As for me? After the Mets ripped my heart out in 2007 and blew a 7 game lead to the hated Philadelphia Phillies with just 17 games left in the season, I took solace in an article that tried to put the rollercoaster experience of being a sports fan in perspective. Blogging at the time for my local newspaper, I quoted the following:
You (blindly) invest your time, money, and faith in a group of men who don't know you from Adam, but you know way too much about them. And you support them. You support them with your money... with your time... and with your allegiance. You support them because you hope that one day they'll give you that feeling of exhilaration that makes you feel like you're actually one of them (source).
As sports fans, we go through a lot for that feeling, and in a sick, twisted, kind of way, it's more enjoyable the more we are forced to go through for it. But this is why we watch. So we can proudly and unabashedly live vicariously through our heroes - but also remember the childhood innocence with which we were introduced to sports, before we realized that we were just getting high off the triumphs of others. So that we can share these moments with the people close to us - or total strangers. So that Steve and I can finally agree on something.

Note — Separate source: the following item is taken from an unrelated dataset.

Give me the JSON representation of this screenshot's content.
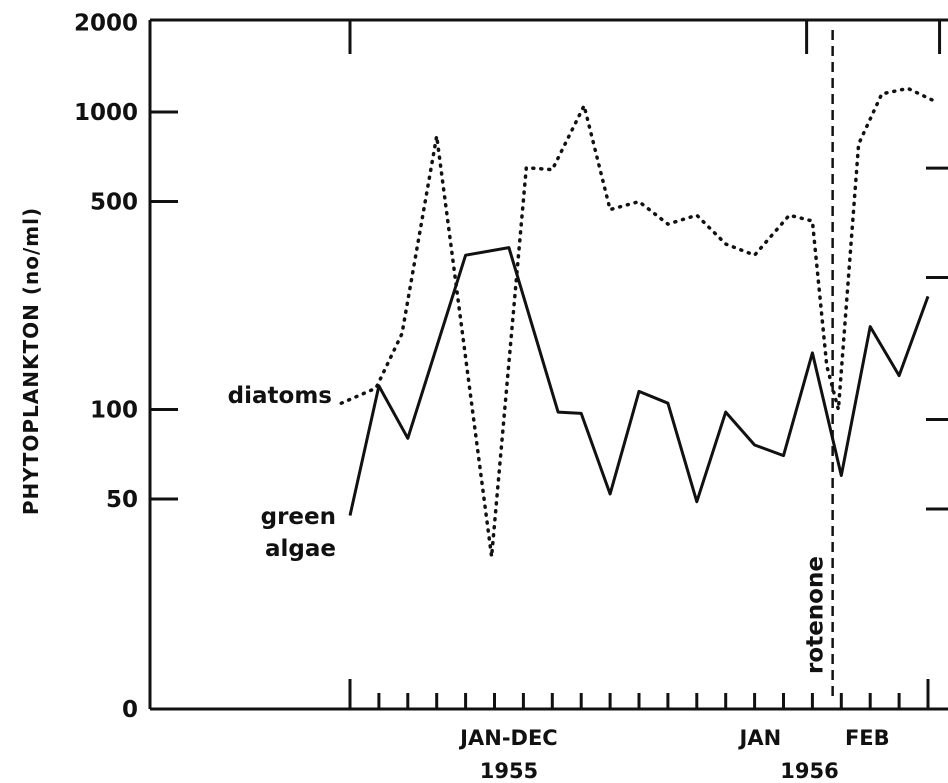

In short, what's the point of watching sports if you're not going to celebrate when your team wins? Enjoy this one, Giants fans. We don't get a playoff bonus in our paychecks or a diamond-encrusted Super Bowl ring; we have to buy our commemorative Super Bowl gear. Our victory parties were not nearly as cool as the one for the real Giants. And we will never get to drive the sweet corvette that Eli Manning got for being Super Bowl MVP.

But we do have the feeling. I had a pretty awesome commute to work today. And although I did absolutely nothing to earn this on the field, I feel as though I could not have done more.